By Frank Sinton, CEO of Beachfront

Faced with impatient mobile users reading to hit the home button at any time (or even worse, install an ad blocker), publishers are looking at how they can create “skinny” ad bundles, carving down as much as possible the bandwidth load — and especially time time-to-content — being sent to a viewer. This is a smart approach and one I hope we see a lot more of going forward.

Typically, slimming down the ad delivery means trimming some of the extra interactive bits that can layer on more information at the expense of efficiently delivering content and ads.

Some people blame publishers and ad-tech agencies for trying to grab as much revenue as possible. Others blame ad agencies and brands for larding ads with lots of trackers and other interactive capabilities, then delivering the package at the last minute, so the publisher can’t push back.

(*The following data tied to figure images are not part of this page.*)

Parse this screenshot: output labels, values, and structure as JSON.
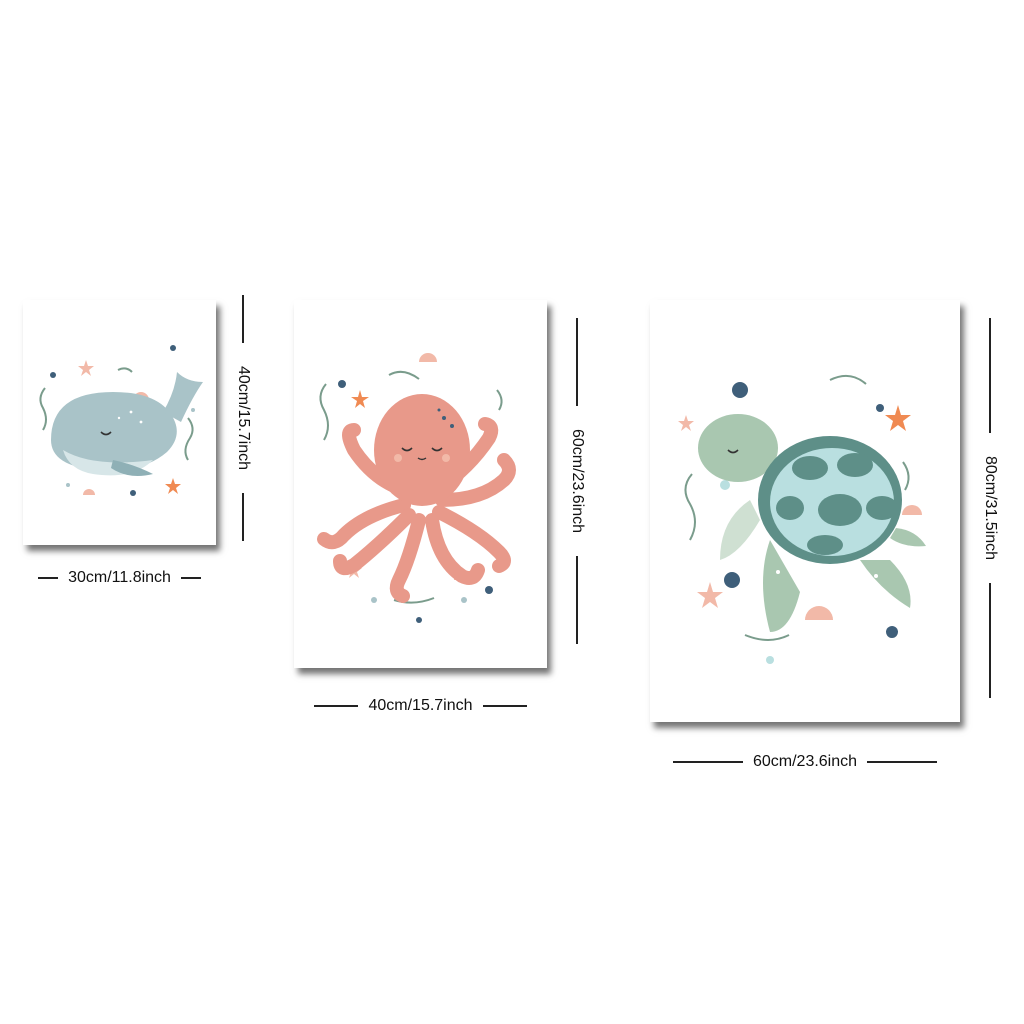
{
  "colors": {
    "whale": "#a9c3c8",
    "octopus": "#e8998a",
    "turtle_body": "#a9c7b0",
    "turtle_shell": "#b9dfe0",
    "shell_patch": "#5e8f88",
    "starfish": "#f08a52",
    "navy_dot": "#3f5f7a",
    "seaweed": "#7a9c8c",
    "shell_pink": "#f2b9a8"
  },
  "posters": [
    {
      "animal": "whale",
      "width_label": "30cm/11.8inch",
      "height_label": "40cm/15.7inch"
    },
    {
      "animal": "octopus",
      "width_label": "40cm/15.7inch",
      "height_label": "60cm/23.6inch"
    },
    {
      "animal": "turtle",
      "width_label": "60cm/23.6inch",
      "height_label": "80cm/31.5inch"
    }
  ]
}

With concerns about viewability, image-building and attracting a bigger share of TV ad dollars, the industry collectively has doubled down on technologies that serve understandable if not always sustainable goals. One constituency or another wants ads that build brand image, are always on view, and can track viewers across the universe. Each of those goals is worthy in itself, but together can conspire to make the content-viewing experience slow & quite painfully awful.

That serves no one, beginning with the most important constituency of all, the viewers.

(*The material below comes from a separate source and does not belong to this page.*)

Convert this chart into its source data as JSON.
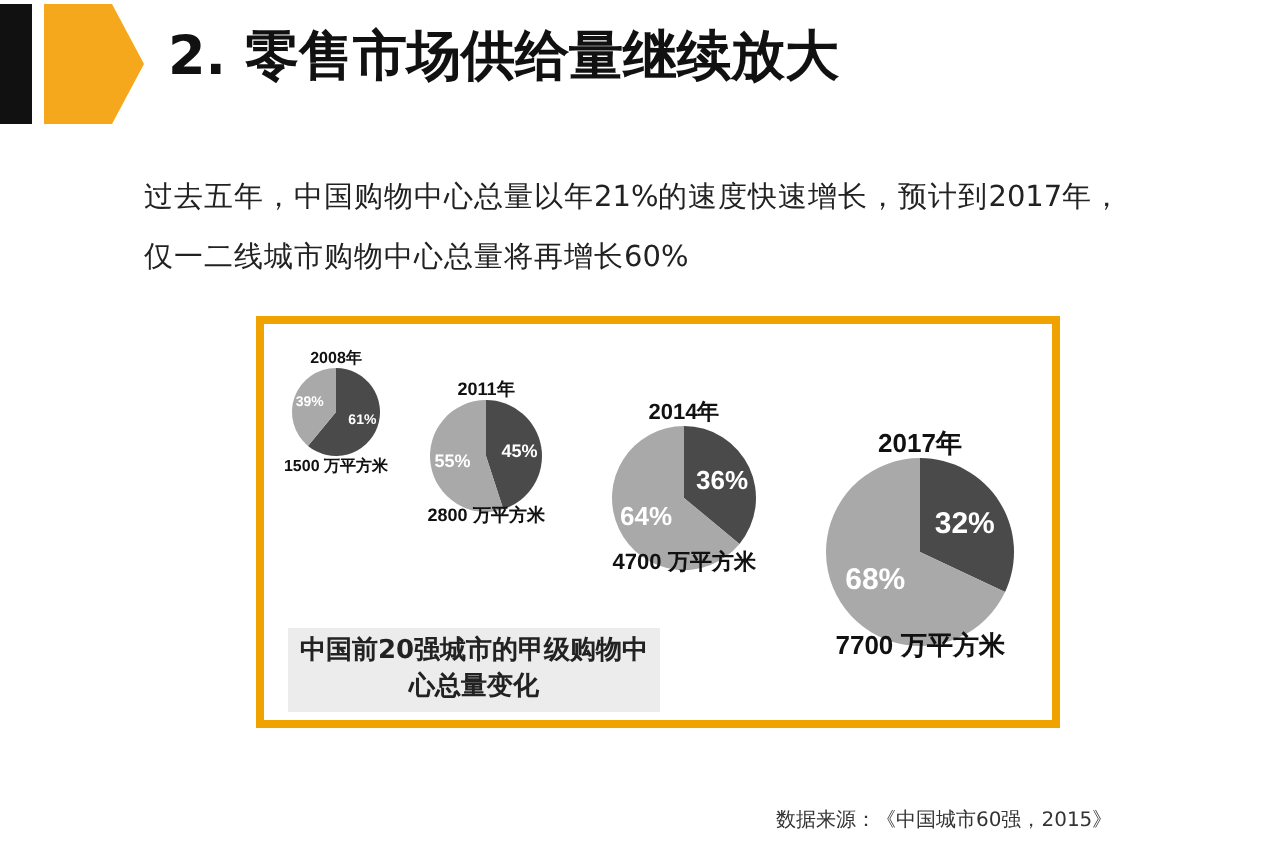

There’s plenty of blame to share in this case, and plenty of reason to figure out how we can do things better, because creating bad mobile-content experiences, substantially driven by bad mobile-advertising experiences, will only fuel ad blocker adoption and undercut the business models of companies on all sides of the mobile content ecosystem.

As AOL’s president of publisher platforms, Tim Mahlman, is quoted saying, “There has to be a common ground. Can we do killer ads not at the cost of turning people away?”

Indeed. And there are strategies we can adopt:

  • Mobile-first. So overused, yet so needed today. There are too many ad tech companies that started out as desktop and tried to pivot to mobile, or cross-screen — yet done a poor job optimizing the experience for speed. Time to move to a mobile-first ad tech stack.
  • Speed is the future. How do you stay “thin” in the future, as expectations and technologies continue to rise? By being fast. Carve it down. Load it quickly. Move on. Servers are more powerful than ever — where servers can do targeting, mediation, and ad stitching — we need to start doing that and relying less on the client-side VPAID mediation of the Desktop past.
  • Clean up your own backyard. Before publishers complain too much about fat ads, what have they done to tighten their own code base where the number of JavaScript file calls has often hit the triple digits? Often, a focused effort here can pay big dividends throughout a site.
  • Go light. Forbes is experimenting with offering ad-blocker users an “ad light” experience that provides some ads but in a more nimble form and without interstitials.
  • Create incentives. Some ad-tech companies and publishers are billing advertisers when they want to add a lot of trackers or similar fattening tech.
  • The power of shame. The Journal mentions creating a standard for site latency, basically figuring how slow an average site should go. Those advertisers who deviate beyond that agreed-upon time would be called out more publicly, in an effort to shame bandwidth hogs.
  • Core it out. Build the tracker into core technology, instead of adding unique tags to pixels that ensure view-ability and everything else.
  • More collaboration, early. Ideally, the publisher, brand, agency and ad-tech firms work together generate creative offerings that are lean and mean. Talking sooner about the need for speed can help ensure creative that delivers a message fast.

These are all great approaches. But we also shouldn’t forget the opportunities presented for smarter, just-skinny-enough advertising made possible with standards such as VAST 4.0, the just-finalized new video ad-serving technology standards from IAB. Among other capabilities, VAST 4.0 divides the core creative and the interactive piece, then sends the enhanced technologies only to those devices and connections that can handle it.

It is a speed-first, mobile-first world. Ad tech and the rest of the advertising industry needs to quickly adopt speed improvements, using technology as the enabler, continue to create new standards like VAST 4.0, and move forward on some of the approaches I suggested above in order to create valuable pathways to a faster, better experience for users that will pay dividends for everyone.